The company expects to select a pivotal dose of RGX-202 in mid-2024, followed by the initiation of a pivotal DMD study in the second half of 2024. REGENXBIO also plans to share initial strength and functional assessment data for both dose levels in the second half of 2024.
In the pivotal study, RGNX plans to use RGX-202 microdystrophin expression as a surrogate endpoint to support a BLA submission under the FDA’s accelerated approval pathway.
REGENXBIO Inc. Price and Consensus
REGENXBIO Inc. price-consensus-chart | REGENXBIO Inc. Quote
Zacks Rank and Stocks to Consider
REGENXBIO currently carries a Zacks Rank #3 (Hold).
Some better-ranked stocks from the drug/biotech industry are Puma Biotechnology, Inc. (PBYI - Free Report) , Immunocore (IMCR - Free Report) and ImmunoGen . While both PBYI and IMGN currently sport a Zacks Rank #1 (Strong Buy), IMCR carries a Zacks Rank #2 (Buy) at present. You can see the complete list of today’s Zacks #1 Rank stocks here.
In the past 30 days, the Zacks Consensus Estimate for Puma Biotech’s 2023 earnings per share (EPS) has remained constant at 73 cents. During the same time frame, the consensus estimate for Puma Biotech’s 2024 EPS has remained constant at 69 cents. Over the past year, shares of PBYI have gained 10.3%.
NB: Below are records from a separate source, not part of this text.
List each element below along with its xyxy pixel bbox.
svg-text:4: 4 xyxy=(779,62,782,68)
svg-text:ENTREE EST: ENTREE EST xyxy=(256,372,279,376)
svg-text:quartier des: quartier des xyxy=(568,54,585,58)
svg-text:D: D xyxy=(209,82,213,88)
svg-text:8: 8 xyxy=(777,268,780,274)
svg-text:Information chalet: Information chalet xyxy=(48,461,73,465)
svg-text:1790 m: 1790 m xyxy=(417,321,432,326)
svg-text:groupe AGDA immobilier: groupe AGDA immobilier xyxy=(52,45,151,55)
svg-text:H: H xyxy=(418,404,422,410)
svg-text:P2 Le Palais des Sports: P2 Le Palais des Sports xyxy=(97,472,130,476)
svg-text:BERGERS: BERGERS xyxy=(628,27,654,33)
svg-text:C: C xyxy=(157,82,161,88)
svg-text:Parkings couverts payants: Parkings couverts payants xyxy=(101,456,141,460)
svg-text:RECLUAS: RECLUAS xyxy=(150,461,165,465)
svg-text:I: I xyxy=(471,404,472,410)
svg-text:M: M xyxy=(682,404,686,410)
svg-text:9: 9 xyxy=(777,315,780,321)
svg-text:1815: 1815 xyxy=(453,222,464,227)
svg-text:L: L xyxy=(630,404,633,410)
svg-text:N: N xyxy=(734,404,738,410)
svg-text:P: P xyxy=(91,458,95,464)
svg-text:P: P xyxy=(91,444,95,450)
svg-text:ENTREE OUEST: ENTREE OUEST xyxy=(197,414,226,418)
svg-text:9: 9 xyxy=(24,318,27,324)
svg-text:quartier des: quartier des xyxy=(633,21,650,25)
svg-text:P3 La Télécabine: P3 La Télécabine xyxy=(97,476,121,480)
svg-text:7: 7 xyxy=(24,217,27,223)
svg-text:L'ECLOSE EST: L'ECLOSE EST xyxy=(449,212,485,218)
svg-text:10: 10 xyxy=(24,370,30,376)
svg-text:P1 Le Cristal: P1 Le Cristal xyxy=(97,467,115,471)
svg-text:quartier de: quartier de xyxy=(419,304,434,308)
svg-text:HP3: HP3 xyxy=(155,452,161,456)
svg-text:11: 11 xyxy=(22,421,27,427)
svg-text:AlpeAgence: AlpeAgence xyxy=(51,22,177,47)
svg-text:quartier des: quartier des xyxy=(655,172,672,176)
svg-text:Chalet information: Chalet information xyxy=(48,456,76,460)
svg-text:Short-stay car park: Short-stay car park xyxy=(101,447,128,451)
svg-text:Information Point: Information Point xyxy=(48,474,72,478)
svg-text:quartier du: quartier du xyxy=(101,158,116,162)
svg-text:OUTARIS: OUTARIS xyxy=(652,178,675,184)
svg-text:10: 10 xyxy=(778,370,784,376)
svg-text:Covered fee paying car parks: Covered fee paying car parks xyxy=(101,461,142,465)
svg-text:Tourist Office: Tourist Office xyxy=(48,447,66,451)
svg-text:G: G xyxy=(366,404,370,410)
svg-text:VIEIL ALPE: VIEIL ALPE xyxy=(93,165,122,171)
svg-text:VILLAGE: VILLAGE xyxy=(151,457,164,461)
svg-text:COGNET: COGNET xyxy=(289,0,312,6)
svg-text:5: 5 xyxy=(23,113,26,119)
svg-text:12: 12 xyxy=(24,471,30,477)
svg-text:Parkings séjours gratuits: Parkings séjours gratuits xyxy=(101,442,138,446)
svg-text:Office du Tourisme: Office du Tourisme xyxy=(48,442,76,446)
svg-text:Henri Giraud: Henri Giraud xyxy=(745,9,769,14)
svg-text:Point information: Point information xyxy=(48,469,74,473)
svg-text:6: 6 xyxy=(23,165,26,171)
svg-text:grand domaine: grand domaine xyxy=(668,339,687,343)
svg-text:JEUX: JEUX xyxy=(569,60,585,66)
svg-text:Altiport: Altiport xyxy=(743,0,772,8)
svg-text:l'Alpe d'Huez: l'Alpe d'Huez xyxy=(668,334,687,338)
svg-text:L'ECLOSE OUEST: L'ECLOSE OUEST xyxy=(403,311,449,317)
PBYI beat estimates in three of the last four quarters while missing on one occasion, delivering a four-quarter average earnings surprise of 76.55%.
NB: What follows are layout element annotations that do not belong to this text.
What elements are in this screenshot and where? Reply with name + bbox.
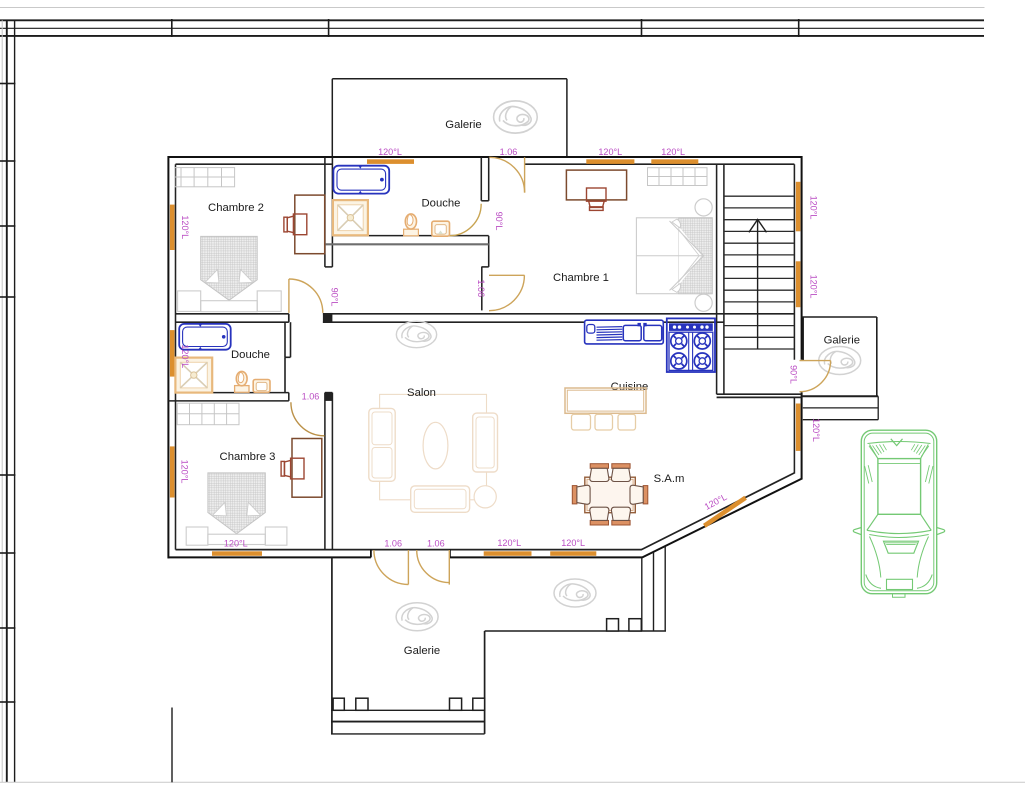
svg-text:90°L: 90°L [494, 212, 504, 231]
svg-text:1.06: 1.06 [427, 539, 445, 549]
svg-text:120°L: 120°L [378, 147, 402, 157]
svg-text:1.06: 1.06 [476, 279, 486, 297]
svg-text:120°L: 120°L [661, 147, 685, 157]
svg-text:120°L: 120°L [809, 196, 819, 220]
svg-text:120°L: 120°L [598, 147, 622, 157]
svg-text:Cuisine: Cuisine [611, 381, 649, 393]
svg-text:Galerie: Galerie [445, 119, 481, 131]
svg-text:120°L: 120°L [811, 418, 821, 442]
svg-text:120°L: 120°L [180, 460, 190, 484]
svg-text:Chambre 2: Chambre 2 [208, 202, 264, 214]
svg-text:1.06: 1.06 [500, 147, 518, 157]
svg-text:Galerie: Galerie [824, 335, 860, 347]
svg-text:1.06: 1.06 [302, 392, 320, 402]
svg-text:120°L: 120°L [180, 344, 190, 368]
svg-text:120°L: 120°L [561, 538, 585, 548]
svg-text:Salon: Salon [407, 387, 436, 399]
svg-text:120°L: 120°L [180, 215, 190, 239]
svg-text:120°L: 120°L [224, 539, 248, 549]
svg-text:Douche: Douche [231, 349, 270, 361]
svg-text:S.A.m: S.A.m [654, 473, 685, 485]
svg-text:90°L: 90°L [330, 288, 340, 307]
svg-text:120°L: 120°L [497, 538, 521, 548]
svg-text:90°L: 90°L [789, 365, 799, 384]
svg-text:Chambre 1: Chambre 1 [553, 272, 609, 284]
svg-text:1.06: 1.06 [384, 539, 402, 549]
svg-text:120°L: 120°L [809, 275, 819, 299]
svg-text:Chambre 3: Chambre 3 [220, 451, 276, 463]
svg-text:Galerie: Galerie [404, 645, 440, 657]
svg-text:Douche: Douche [422, 197, 461, 209]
In the past 30 days, the Zacks Consensus Estimate for Immunocore’s 2023 loss per share has remained constant at 95 cents. During the same period, the consensus estimate for Immunocore’s 2024 loss per share has remained constant at $1.42. Over the past year, shares of IMCR have jumped 22.3%.
IMCR beat estimates in two of the trailing four quarters and missed on the other two occasions. In the last reported quarter, IMCR reported an earnings surprise of 112.5%.
In the past 30 days, the Zacks Consensus Estimate for ImmunoGen’s 2023 EPS has remained constant at 7 cents. During the same period, the consensus estimate for ImmunoGen’s 2024 EPS has remained constant at 37 cents. Over the past year, shares of IMGN have skyrocketed 601.9%.
IMGN beat estimates in each of the trailing four quarters, delivering an average earnings surprise of 136.05%.